Output port: Model → (connects to loader.multimodal or downstream logic)

Config: model: anthropic:claude-opus-4-8 or openai:gpt-4o.

loader.multimodal

Ports: Documents → Documents (enriched)
Model input: model.vision (optional)

Config: extractTables: true, describeImages: true, sectionScheme: ATA.

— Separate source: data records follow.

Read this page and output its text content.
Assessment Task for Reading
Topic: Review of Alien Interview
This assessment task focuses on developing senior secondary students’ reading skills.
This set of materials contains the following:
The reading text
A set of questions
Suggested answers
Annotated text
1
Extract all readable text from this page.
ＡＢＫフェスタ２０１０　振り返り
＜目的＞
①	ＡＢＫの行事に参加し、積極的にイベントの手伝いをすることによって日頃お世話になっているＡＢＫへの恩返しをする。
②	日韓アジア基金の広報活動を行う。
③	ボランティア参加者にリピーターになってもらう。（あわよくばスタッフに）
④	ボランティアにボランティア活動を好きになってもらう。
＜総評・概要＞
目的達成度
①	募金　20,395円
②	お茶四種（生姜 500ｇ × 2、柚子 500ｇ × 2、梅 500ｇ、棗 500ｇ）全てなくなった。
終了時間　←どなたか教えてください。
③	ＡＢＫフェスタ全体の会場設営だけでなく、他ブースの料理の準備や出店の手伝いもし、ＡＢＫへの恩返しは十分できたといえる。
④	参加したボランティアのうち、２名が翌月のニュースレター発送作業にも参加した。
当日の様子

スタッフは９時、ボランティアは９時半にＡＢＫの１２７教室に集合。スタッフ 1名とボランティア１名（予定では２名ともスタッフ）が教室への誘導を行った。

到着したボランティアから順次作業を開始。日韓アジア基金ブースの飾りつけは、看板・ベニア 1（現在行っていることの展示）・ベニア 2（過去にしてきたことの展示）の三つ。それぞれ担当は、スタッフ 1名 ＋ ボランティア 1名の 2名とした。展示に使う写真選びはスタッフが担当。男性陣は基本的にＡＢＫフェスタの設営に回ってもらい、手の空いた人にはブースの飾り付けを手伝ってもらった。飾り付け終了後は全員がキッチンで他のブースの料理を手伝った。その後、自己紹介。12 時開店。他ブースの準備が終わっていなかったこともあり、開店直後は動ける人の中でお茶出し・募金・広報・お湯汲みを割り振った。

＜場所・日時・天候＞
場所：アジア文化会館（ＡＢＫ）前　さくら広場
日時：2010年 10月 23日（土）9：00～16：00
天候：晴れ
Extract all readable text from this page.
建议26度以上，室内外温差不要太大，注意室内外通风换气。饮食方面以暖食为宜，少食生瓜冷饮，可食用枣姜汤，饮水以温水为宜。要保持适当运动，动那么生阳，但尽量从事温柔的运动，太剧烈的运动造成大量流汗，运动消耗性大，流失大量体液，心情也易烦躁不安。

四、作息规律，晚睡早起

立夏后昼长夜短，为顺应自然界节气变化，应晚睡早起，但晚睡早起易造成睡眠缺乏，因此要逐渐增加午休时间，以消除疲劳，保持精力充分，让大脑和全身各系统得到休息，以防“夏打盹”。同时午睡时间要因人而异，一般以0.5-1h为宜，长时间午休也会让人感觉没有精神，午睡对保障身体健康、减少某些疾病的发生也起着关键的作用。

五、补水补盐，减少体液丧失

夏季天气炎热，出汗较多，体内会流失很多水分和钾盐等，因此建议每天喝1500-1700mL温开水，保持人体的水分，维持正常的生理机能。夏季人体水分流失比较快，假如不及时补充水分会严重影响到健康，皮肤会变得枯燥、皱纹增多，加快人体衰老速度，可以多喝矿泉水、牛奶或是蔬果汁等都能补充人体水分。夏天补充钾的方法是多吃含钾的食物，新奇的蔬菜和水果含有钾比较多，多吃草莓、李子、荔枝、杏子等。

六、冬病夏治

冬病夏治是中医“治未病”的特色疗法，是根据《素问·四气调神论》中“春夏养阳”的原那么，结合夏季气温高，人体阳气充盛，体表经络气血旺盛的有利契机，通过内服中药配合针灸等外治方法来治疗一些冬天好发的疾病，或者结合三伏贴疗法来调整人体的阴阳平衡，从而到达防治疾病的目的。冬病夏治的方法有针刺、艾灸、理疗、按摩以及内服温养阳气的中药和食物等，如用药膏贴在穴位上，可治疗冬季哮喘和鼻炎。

12. Checkpoint — You know it if you can…

  • Explain why RAGorbit converts audio/image to text before indexing (in the dominant pattern).
  • Differentiate STT streaming (io.stt/Deepgram) vs STT batch (local Whisper).
  • Describe what model.vision adds in templates 04 and 08.
  • Justify when to use vision→text vs direct multimodal embeddings.
  • Name alternatives to Whisper, GPT-4o, and DALL·E with one trade-off each.
  • Implement a scratch pipeline that merges mock transcript + mock description and retrieves with hard filters.
  • Map each scratch mock function to its real API (table §10.1).
  • Explain why citations remains mandatory even when input is multimodal.
  • Read template 07 flow.json and identify where io.stt enters.
  • Read template 08 flow.json and identify model.vision + loader.multimodal.

If you cannot: review §3–§5 (STT and vision), §10 (framework), and lab/enunciado.md. Compare the three anchor templates in examples/.